通常の飛行機がテコの安定とすると、先尾翼は天秤の安定と言ってよいと思います。前後の揚力変化には大変敏感であることが紙飛行機実験でも感じていました。よって最初から保険的にジャイロ搭載をしました。結果については今後の報告とします。とにかくカナードの場合、ピッチを安定させ、フラットスピンとスパイラルを防ぐことに最大の労力をつぎ込むべきとの結論になりました。

設計図

ダクトをエンルート製(内径56mm)として胴体の大体と大きさを決定した。ダクト径に干渉しないよう主翼位置をぎりぎりに決定する。またダクトが胴体内で急角度をとらないよう総合的に位置を考えて決めた。

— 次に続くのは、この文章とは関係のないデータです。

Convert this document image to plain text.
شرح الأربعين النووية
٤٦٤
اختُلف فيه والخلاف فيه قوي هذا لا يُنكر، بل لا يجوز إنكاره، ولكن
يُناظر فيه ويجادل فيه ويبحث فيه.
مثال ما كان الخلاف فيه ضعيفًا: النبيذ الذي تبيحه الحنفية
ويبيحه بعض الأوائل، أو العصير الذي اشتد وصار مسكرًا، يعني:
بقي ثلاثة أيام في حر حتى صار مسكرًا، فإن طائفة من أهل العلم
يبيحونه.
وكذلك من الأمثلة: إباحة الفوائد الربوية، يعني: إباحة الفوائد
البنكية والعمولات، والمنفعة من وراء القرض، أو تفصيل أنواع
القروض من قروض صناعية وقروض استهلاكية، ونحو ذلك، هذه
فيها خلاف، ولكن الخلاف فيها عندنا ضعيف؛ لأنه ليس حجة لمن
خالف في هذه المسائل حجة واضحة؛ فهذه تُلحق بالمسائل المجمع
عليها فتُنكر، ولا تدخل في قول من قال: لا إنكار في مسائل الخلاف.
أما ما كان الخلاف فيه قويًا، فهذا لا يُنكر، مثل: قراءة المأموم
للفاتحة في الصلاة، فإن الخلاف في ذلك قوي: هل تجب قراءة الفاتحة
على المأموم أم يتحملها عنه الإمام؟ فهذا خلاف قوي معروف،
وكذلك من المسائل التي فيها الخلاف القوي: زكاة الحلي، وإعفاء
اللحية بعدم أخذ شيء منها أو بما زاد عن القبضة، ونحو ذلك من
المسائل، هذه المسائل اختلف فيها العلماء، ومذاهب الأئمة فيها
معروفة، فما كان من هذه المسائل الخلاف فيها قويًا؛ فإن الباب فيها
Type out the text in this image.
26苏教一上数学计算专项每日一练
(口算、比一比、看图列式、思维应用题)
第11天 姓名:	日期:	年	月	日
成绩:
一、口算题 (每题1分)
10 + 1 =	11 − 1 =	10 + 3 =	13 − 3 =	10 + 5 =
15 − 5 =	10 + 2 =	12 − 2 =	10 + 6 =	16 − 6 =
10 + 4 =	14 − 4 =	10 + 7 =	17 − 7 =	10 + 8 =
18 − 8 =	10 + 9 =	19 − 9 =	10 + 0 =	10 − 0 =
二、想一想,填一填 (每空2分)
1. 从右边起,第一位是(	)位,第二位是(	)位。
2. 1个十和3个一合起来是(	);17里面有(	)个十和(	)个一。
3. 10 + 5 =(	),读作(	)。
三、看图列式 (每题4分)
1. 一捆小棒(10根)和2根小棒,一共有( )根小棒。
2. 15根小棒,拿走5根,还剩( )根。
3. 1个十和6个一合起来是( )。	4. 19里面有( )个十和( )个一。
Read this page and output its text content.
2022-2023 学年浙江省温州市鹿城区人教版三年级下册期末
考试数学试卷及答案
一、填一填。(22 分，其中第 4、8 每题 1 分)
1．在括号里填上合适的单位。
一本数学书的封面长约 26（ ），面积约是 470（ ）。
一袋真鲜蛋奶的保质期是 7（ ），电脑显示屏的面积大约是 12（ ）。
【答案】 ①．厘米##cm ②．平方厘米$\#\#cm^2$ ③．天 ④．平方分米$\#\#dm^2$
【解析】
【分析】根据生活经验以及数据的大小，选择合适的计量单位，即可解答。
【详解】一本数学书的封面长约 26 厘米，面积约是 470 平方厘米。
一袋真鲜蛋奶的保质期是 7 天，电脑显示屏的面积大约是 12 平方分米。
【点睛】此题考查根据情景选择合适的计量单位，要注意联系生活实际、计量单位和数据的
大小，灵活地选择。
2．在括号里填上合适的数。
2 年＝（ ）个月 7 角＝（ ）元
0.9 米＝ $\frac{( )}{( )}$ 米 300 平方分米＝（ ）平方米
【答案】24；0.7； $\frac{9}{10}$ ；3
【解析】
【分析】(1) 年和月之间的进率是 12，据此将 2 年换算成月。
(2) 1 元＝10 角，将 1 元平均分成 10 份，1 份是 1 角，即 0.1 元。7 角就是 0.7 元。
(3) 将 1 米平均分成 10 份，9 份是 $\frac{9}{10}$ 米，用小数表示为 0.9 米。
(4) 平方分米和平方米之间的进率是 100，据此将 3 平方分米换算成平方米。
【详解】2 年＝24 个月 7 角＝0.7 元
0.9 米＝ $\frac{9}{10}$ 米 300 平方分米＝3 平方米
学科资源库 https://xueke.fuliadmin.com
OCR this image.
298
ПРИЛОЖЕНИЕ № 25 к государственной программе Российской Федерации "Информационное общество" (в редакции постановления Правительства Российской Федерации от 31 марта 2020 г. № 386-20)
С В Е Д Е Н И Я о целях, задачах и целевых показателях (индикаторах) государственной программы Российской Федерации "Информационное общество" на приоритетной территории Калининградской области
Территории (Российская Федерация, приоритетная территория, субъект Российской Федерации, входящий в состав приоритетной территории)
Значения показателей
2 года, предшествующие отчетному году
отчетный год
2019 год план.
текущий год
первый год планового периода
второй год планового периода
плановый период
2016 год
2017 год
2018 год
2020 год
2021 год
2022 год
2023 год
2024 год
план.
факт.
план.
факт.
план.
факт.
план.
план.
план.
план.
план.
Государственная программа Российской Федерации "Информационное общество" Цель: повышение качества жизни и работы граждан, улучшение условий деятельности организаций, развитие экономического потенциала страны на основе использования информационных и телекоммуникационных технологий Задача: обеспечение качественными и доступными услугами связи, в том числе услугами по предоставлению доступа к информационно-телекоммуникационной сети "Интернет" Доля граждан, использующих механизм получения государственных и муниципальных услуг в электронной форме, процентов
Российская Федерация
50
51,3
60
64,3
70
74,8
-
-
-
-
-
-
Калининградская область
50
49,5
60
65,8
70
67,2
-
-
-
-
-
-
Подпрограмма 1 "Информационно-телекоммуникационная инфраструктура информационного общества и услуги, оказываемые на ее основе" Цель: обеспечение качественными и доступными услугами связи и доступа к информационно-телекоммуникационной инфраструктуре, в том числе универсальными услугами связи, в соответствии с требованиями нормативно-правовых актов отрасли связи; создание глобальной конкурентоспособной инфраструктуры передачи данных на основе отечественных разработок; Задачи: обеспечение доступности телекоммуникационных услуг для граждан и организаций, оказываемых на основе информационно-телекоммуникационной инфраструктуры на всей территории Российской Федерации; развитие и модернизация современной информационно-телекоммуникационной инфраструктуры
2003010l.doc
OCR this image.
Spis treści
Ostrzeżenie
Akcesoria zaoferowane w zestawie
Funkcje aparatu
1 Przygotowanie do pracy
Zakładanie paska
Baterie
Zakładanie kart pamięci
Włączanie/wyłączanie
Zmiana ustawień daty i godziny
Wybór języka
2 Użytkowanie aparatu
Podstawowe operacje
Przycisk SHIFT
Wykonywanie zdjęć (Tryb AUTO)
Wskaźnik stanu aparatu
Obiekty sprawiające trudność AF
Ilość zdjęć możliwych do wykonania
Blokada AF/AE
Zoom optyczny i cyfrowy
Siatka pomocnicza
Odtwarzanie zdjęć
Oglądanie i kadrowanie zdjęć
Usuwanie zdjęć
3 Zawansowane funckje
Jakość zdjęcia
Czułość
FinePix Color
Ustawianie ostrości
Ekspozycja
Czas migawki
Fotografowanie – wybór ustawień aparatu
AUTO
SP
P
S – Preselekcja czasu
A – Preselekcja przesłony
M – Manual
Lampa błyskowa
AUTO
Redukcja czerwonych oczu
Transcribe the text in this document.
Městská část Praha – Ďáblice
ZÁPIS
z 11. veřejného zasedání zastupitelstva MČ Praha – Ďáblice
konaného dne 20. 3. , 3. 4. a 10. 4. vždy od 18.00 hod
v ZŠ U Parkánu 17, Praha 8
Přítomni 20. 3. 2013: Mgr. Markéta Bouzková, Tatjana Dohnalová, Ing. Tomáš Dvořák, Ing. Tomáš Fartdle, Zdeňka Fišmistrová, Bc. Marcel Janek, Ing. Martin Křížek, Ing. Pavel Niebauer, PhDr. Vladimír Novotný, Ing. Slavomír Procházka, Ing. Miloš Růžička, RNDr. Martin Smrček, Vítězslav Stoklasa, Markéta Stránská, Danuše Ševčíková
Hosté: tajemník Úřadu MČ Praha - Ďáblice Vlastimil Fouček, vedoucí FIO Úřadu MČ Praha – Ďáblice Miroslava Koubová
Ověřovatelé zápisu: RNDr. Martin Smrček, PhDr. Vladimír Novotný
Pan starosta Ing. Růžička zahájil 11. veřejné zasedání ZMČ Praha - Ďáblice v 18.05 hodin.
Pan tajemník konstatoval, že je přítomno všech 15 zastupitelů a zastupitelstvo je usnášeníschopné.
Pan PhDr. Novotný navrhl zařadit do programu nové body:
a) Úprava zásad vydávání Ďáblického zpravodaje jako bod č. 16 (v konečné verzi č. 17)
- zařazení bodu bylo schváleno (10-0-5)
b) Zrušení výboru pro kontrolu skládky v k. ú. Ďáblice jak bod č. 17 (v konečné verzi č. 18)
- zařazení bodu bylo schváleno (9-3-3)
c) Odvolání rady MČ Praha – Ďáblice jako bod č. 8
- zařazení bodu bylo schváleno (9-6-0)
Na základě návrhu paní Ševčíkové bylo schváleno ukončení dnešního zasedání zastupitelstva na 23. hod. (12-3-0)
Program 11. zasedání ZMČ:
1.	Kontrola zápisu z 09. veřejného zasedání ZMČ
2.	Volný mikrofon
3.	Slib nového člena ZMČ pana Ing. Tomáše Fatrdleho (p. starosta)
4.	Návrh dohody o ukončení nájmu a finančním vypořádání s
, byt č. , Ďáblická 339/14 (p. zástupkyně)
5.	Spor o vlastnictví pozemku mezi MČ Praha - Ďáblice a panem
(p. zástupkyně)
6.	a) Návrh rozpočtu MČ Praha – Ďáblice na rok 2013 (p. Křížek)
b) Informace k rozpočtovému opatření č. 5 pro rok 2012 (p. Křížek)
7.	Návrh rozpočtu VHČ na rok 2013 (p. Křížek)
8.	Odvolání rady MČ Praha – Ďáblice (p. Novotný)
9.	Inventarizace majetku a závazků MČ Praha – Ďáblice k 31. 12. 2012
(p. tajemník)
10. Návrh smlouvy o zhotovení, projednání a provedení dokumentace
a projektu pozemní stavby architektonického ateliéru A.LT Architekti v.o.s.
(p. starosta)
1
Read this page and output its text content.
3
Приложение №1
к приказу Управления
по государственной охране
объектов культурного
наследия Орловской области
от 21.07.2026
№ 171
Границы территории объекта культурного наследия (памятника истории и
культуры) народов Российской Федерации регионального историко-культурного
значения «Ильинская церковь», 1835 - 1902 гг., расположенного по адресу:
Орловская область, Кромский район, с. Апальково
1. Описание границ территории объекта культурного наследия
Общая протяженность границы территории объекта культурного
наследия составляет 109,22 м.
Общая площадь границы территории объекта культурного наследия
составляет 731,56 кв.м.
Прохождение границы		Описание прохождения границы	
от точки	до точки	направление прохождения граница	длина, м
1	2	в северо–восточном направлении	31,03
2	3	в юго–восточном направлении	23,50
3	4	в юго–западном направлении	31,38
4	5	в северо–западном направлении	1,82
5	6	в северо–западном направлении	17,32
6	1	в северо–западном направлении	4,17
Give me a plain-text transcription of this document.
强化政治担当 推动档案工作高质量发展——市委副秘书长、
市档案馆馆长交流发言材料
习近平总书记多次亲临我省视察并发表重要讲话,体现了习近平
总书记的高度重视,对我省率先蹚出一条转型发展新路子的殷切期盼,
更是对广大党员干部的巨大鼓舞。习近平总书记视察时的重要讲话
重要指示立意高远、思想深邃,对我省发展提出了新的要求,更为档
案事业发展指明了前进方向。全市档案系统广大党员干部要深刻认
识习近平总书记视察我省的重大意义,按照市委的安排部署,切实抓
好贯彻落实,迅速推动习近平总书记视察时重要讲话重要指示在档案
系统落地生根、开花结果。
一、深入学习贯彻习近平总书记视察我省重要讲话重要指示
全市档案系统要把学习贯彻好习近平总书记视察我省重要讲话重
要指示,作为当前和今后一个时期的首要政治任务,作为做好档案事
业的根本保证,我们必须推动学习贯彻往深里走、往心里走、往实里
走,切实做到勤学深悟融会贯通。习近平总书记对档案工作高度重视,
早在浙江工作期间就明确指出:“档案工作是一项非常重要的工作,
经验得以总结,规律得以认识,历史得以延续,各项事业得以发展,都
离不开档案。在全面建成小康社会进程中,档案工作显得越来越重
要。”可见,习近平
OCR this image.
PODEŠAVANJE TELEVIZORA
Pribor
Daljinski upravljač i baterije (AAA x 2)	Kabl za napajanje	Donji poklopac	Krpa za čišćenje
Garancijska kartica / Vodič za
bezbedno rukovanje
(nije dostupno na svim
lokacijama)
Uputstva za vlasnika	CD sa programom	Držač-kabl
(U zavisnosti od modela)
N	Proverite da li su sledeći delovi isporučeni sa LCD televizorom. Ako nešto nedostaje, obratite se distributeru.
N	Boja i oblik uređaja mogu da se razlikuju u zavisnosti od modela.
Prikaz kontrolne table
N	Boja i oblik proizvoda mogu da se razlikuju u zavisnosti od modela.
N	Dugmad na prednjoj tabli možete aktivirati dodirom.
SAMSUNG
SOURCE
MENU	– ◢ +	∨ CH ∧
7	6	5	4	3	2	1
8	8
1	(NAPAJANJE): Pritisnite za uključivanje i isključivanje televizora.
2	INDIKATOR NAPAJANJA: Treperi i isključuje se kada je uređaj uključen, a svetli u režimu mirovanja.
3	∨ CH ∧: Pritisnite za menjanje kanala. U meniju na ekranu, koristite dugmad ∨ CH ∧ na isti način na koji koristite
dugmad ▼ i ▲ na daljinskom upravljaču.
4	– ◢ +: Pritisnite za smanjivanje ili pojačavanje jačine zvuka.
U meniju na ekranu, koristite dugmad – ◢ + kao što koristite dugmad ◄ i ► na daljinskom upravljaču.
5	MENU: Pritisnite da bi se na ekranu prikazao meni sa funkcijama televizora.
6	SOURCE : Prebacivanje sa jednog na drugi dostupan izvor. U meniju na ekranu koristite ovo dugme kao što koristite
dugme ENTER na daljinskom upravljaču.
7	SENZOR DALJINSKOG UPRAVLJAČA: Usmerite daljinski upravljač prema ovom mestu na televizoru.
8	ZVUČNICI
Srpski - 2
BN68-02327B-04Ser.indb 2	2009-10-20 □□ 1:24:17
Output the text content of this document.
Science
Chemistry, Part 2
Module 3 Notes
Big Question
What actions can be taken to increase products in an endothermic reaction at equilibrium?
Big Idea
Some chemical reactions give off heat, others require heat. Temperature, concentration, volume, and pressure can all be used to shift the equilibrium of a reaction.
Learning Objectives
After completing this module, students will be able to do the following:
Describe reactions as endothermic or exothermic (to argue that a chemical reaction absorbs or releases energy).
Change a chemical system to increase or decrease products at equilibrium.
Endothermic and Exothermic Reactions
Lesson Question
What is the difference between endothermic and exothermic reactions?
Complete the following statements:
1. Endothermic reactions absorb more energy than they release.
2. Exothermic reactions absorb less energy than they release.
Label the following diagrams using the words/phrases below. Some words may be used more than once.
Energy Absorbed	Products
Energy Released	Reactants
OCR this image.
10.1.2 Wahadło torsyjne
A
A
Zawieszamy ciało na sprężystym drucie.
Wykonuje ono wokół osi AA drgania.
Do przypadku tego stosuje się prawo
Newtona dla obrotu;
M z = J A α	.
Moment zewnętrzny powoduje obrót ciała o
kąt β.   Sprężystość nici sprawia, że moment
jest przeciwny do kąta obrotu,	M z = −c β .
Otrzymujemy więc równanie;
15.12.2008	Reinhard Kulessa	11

また先尾翼は安定性を考慮し大きめに設定。翼型についてはねじり下げ効果のあるプログレッシブ翼(クラークY→対照)を採用した。


主翼製作1

主翼は特に今回は薄翼なので剛性に考慮して後縁はハーフプランク+ボックス構造で主脚の衝撃に堪える構造とした。この状態で70g。タイヤは写真のGWS38mmからOK模型の36mmに変更した。


主翼製作2

前進翼の大きなねじれ応力を考慮しスチレンフルプランクとしちょっとやそっとではねじれないガチガチの剛性とした。下面はほぼ平面に近い。


サーボの取り付け

エルロンサーボは動作の速いGWS NAROF+BBとし前縁をコントロールする。エルロンは下面バルサ、上面主翼一体スチレンとし、上面には隙間を設けない仕様。


胴体製作1

材料はカネライトフォームというもの。意外と切削性がよく大変作業が早い。25mmの板を4枚重ねて接着し、1日経ってからザクザクのこぎりで切った。その後は荒い木工用ヤスリで加工。軽くぺーパーがけ。1時間ぐらいでブロックからここまで出来きる。

胴体製作2 FRP1プライ目完了。エポキシの硬化は本当にぴったり3時間。作業できる時間は2時間程度。(気温25度)強度の欲しい部分は3プライ、全体と最低2プライとした。割って中を研磨しないためにテープを貼っている。PPテープを貼っているのでエポキシの伸びがよく刷毛で楽に塗り込めた。ロストモールド工法から一歩進歩し、この工法をテープパック工法と名づけます。

胴体製作2

エポキシ硬化後胴体を「ほじほじ」する。いきなりシンナーで溶かすのは大量に有機溶剤がいりそうなので出来るだけ手(ドライバや自在鋸)で発泡を削っていく。幸い吸気穴、排気穴、主翼穴、キャノピー穴がありますので、全部の穴を貫通できる。分割しなくても加工可能。内面を研磨しなくてもなしで済む。テープの糊面でFRPと発泡が分離していく。

胴体製作3
FRP胴体は81gという超軽量胴体になっている。裏面に残っていたPPテープをはがすと裏面は鏡面のようになっている。どんどん薄くなっているので透明度が上がってスケルトン仕様になっている。有機溶剤の使用はどうしても取れないノーズ部分を溶かした20ccに留まった。このくらいだと持って見ても「軽い!」と感じる。穴あきもなく、裏面を磨く必要もない。FRPを貼る面の平滑さは特に重要。


胴体塗装1

下地処理の最中。とりあえずラッカーサーフェーサーを1回塗ってみた。ラッカーとはいえ大変厚く重い塗料なので硬化したら水研ぎしてほとんど落とすつもりで行なう。


胴体塗装2

透明では凸凹がわかりにくいので水色を混ぜて下地塗装を行なう。毎回重量を測りながら水研ぎを行なう。仕上げまで胴体だけで30gは塗った計算になる。完全には凸凹はとりきれずこれ以上の塗装は飛行に影響するのでこのくらいで仕上げとする。

 


先尾翼製作

先尾翼はバルサ組後、胴体貫通カーボンパイプにで固定。接着後、0.5mmスチレンを貼る。エレベータはテトラエルロンホーンにより、エルロンのように胴体内でリンケージする。

 


仕上げ

最終塗装およびメカルーム製作。
エレベータ、ラダーリンケージ。
ジャイロ搭載。感度等調整。
ダクト搭載。

前進翼とお月様尾翼が印象的なトップビュー。カナードは主翼の44%の面積。